One community farmer and campaign supporter is Nick Wiseman, a local organic-food activist and chef. With his organization, Roadside Organics, Wiseman recently produced a short video for the campaign, commenting on the importance of urban agriculture and green space.
Wiseman sees the garden as an essential component to the local food chain on both a nutritional and human level. “When you engage with someone who’s growing your food, you value that person,” he says. Knowing exactly what’s going into your body is essential, too. “Having a transparent food chain is important. Without it, we’re left to understand our food through labeling, and we don’t really know what we’re eating.”
For now, the garden’s future is still very much up in the air. “A lot of assumptions have been made,” says Captain Lisa Lawrence, public-affairs officer for the Washington Marine Barracks.

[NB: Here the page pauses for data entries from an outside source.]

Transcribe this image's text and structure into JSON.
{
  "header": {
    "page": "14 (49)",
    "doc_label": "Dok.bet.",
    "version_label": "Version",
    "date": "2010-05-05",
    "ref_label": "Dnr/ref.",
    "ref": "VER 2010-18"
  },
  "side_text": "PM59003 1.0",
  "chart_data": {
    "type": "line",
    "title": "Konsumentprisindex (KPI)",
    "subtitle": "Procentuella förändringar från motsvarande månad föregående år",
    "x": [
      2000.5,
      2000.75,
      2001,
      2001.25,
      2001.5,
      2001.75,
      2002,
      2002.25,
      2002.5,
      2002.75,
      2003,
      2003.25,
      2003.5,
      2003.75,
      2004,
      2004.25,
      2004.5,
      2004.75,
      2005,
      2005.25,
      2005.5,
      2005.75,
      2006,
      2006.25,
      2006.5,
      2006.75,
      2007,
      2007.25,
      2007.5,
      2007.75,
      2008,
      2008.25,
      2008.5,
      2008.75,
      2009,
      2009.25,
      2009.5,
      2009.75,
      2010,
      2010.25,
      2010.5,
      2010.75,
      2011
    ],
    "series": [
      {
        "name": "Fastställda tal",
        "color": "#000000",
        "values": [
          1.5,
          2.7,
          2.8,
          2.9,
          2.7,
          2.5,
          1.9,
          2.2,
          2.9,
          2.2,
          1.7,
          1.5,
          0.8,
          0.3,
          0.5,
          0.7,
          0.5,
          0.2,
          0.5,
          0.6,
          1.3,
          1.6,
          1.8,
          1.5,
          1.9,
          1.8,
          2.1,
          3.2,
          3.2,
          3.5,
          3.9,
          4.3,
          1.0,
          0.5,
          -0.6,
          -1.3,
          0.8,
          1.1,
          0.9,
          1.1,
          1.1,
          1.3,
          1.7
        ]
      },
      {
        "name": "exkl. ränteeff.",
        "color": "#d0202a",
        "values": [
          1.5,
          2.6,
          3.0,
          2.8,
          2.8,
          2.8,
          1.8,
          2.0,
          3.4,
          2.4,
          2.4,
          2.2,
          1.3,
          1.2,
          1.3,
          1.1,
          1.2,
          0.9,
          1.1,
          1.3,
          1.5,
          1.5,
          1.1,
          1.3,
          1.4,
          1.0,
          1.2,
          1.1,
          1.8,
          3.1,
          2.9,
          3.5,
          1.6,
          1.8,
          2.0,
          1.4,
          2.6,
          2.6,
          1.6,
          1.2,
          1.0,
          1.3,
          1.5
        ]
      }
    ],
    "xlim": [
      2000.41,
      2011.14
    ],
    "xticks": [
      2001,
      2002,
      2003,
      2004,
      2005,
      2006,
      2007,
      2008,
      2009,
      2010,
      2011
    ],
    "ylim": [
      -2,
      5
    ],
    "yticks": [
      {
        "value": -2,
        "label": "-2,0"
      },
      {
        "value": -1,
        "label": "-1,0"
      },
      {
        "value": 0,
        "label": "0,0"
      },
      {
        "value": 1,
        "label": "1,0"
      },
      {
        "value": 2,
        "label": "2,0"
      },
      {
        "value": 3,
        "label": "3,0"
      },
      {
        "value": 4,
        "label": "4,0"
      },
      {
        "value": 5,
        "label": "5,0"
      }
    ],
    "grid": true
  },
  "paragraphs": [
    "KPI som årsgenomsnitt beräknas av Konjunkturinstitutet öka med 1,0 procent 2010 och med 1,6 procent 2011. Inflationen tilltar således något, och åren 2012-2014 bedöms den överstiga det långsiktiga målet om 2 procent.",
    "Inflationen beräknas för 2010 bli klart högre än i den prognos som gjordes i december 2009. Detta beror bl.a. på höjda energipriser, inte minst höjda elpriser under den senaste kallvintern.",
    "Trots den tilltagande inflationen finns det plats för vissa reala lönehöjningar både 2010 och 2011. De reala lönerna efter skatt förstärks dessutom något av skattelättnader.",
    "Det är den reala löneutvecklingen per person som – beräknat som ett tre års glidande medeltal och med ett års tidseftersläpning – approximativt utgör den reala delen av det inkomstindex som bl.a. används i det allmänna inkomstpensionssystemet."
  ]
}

Community members, she says, are “jumping the gun.”
“One of the planning scenarios being considered involves some overlap that could require the vegetable gardens to be relocated to another part of the Virginia Avenue Park or nearby at a suitable location,” explains Lawrence. “The National Park Service owns the park and will require any park loss to be replaced—no less than one-for-one replacement—in the same neighborhood.” The process is ongoing, she says, and no one proposal is currently favored over another.
The several plans under consideration are available online here. Fromartz says two final options will be presented to the community in September and then the decision will come in November. While the Marines are listening to feedback, he says, they have the final say.